The Australian National Airways Stinson crash was an accident which occurred on 19 February 1937. The Stinson Model A airliner disappeared during a flight from Brisbane to Sydney, carrying five passengers and two pilots. Both pilots and two passengers were killed in the crash. One of the surviving passengers died while attempting to bring help to the other survivors. The wreckage was found by Bernard O'Reilly of the Lamington Guest House who went looking for the aircraft believing it had failed to cross the border. The aircraft had crashed in the McPherson Range on the border between Queensland and New South Wales.
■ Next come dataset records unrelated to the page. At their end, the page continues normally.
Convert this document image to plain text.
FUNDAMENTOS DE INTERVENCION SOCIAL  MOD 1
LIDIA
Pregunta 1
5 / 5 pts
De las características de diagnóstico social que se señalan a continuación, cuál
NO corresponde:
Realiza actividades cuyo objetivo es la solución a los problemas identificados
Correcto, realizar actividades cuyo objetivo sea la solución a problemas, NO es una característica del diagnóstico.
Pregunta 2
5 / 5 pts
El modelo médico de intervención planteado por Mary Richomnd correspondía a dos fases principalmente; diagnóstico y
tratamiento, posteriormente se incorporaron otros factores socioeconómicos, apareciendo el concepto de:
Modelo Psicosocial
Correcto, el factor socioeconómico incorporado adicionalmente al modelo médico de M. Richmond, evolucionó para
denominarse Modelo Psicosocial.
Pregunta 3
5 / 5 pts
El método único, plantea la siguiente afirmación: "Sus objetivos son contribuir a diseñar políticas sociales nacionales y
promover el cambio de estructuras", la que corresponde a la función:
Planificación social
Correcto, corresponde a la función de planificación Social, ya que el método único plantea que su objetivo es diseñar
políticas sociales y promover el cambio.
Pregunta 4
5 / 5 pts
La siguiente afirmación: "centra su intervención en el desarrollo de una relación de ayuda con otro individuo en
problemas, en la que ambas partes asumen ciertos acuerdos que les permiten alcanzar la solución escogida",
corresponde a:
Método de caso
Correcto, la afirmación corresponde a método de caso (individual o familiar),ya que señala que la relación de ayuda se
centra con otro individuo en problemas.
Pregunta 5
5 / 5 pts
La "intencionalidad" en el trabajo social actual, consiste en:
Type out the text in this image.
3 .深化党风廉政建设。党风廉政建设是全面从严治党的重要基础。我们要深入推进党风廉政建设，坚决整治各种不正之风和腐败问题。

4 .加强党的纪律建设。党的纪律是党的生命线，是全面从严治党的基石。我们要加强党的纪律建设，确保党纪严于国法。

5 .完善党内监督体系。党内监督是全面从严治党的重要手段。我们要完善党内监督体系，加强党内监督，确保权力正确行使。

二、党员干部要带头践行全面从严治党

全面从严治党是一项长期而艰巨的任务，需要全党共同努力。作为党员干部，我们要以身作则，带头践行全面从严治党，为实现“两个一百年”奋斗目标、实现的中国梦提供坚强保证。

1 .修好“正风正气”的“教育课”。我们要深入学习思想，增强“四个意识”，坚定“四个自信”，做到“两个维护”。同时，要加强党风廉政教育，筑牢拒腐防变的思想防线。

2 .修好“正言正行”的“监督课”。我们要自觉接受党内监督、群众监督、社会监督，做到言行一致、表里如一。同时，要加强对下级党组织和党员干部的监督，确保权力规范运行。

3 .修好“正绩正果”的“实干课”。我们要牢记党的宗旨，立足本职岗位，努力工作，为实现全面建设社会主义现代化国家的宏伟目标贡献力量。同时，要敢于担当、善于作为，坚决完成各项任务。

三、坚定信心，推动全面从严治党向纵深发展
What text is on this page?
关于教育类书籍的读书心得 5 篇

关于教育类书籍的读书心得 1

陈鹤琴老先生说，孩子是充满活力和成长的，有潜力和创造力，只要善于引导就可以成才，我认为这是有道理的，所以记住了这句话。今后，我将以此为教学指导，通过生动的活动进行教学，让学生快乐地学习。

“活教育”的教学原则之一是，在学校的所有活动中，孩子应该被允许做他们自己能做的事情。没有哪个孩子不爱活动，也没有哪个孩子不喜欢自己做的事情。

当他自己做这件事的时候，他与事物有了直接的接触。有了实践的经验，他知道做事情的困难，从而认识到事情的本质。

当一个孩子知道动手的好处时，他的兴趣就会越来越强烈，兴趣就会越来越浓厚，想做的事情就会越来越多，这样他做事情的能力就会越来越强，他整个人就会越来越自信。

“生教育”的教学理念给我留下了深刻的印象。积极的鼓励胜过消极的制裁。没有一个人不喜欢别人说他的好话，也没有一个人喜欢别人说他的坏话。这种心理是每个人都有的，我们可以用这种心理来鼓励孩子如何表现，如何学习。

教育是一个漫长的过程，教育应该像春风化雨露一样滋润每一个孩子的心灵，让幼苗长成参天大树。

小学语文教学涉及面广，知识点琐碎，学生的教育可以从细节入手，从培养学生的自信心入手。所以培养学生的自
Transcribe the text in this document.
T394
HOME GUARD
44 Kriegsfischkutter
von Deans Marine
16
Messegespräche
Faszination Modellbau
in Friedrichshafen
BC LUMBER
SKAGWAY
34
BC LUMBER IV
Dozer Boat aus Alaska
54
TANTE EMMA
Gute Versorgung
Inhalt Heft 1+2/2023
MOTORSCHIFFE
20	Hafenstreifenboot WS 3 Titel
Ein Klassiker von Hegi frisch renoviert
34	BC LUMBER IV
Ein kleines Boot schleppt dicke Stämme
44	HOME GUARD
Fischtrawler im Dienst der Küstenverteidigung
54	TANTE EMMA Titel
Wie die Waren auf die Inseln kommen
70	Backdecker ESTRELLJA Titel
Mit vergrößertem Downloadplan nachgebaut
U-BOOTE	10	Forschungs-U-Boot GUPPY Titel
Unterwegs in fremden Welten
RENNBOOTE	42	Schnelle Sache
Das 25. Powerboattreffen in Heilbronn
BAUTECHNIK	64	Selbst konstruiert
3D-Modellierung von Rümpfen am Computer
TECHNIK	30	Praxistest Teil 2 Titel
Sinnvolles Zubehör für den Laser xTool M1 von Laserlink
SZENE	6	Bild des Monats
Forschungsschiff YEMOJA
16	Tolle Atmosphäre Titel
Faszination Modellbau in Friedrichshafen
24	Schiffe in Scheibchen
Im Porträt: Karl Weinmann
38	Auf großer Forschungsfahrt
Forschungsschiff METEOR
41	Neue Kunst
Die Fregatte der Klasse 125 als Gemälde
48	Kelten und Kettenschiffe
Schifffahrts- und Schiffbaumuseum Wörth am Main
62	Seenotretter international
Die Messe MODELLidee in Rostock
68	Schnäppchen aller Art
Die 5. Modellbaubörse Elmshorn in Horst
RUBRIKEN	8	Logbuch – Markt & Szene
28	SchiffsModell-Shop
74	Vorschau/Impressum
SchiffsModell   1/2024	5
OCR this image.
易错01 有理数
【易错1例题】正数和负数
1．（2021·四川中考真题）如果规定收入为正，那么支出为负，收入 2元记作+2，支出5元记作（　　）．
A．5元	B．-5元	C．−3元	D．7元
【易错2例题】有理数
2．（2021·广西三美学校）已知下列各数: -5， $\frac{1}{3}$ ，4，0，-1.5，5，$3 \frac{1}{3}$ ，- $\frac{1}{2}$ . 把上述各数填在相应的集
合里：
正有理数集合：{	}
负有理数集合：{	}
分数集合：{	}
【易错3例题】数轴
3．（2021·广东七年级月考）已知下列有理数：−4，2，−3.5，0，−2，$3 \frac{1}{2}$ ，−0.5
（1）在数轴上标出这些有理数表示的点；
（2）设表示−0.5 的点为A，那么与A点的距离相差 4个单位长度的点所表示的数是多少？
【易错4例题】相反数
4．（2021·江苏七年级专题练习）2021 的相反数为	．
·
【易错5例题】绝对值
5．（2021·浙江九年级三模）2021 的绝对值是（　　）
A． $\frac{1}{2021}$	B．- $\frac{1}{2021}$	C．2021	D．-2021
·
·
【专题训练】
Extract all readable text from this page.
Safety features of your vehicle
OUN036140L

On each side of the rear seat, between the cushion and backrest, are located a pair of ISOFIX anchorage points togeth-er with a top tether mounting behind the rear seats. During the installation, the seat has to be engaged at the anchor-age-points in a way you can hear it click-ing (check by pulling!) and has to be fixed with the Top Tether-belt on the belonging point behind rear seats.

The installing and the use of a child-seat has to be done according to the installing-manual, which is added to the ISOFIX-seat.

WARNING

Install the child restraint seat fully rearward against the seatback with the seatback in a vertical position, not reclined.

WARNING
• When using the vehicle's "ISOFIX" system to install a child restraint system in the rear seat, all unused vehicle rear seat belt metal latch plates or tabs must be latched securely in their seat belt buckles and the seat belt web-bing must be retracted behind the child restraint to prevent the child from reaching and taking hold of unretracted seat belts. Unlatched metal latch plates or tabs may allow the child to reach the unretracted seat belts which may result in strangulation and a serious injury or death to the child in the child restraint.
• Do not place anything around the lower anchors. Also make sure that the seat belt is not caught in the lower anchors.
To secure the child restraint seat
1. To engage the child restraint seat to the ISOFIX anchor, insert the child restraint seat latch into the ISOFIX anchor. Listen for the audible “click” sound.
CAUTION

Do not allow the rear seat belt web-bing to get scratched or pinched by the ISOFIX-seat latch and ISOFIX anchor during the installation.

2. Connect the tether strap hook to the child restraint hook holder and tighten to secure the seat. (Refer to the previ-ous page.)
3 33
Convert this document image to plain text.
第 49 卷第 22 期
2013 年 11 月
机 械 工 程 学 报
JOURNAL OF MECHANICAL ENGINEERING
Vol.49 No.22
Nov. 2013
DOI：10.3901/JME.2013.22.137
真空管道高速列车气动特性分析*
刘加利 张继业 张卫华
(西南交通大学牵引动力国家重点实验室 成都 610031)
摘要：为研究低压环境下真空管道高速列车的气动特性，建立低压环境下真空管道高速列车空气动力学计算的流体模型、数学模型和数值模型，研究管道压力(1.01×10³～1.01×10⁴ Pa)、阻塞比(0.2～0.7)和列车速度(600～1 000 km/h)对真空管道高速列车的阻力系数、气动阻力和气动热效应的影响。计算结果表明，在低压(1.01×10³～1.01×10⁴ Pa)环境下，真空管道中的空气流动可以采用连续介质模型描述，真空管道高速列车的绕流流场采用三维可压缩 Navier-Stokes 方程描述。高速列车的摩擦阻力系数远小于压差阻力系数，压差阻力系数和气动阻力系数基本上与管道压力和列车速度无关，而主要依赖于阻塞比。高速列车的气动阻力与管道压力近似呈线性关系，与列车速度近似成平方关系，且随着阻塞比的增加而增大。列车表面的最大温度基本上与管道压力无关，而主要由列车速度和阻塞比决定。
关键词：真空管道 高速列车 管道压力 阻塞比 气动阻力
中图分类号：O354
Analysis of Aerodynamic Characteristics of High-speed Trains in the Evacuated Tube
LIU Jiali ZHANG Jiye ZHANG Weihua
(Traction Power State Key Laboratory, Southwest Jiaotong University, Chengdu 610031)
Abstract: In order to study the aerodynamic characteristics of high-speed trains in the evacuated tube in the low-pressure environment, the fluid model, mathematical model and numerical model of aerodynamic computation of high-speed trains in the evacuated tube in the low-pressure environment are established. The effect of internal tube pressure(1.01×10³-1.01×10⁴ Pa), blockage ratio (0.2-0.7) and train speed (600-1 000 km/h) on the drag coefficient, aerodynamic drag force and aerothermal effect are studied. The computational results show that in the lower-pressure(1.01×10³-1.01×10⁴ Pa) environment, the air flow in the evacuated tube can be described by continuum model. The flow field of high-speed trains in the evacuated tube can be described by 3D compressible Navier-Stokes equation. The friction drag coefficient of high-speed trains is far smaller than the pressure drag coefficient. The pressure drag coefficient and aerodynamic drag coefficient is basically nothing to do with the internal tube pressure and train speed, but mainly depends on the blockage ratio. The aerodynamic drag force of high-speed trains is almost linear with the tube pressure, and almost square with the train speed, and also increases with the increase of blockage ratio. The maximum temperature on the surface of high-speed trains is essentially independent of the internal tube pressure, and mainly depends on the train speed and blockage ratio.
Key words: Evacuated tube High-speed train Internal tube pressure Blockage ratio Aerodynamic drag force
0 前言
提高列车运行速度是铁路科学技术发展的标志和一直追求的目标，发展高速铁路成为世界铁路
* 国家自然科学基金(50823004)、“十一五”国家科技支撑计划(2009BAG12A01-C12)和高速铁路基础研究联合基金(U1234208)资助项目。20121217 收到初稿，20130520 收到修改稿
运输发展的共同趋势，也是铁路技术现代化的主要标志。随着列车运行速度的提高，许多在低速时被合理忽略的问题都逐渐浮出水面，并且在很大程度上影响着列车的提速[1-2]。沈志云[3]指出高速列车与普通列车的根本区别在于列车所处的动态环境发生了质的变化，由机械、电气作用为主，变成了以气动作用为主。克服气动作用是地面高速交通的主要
O'Reilly's is situated approximately 8.4 kilometres from the site of the 1937 Stinson plane crash. As a result, the site of the wreck has become a popular hiking destination with bushwalkers. O'Reilly's Rainforest Retreat infrequently organises guided treks to the wreck, but experienced bushwalkers are known to frequently attempt the hike. The hike is renowned for its difficulty due to the steep nature of the McPherson Range where the wreck is situated, and the thick, dense terrain of the rainforest. A memorial to Bernard O'Reilly is located in the grounds around the guesthouse.

In the late 1980s, the Australian Army removed large portions of the wreck using a helicopter. As a result, only a small, skeletal section of the plane's hull remains.

=== Tree Top Walk ===
In 1987, O'Reilly's Rainforest Retreat opened the Tree Top Walk, a 180 metre long suspension bridge situated 20 metres above the rainforest floor. The Tree Top Walk provides a bird-eye view of the rainforest canopy and sweeping views of the McPherson Range. It was the first of its kind in Australia.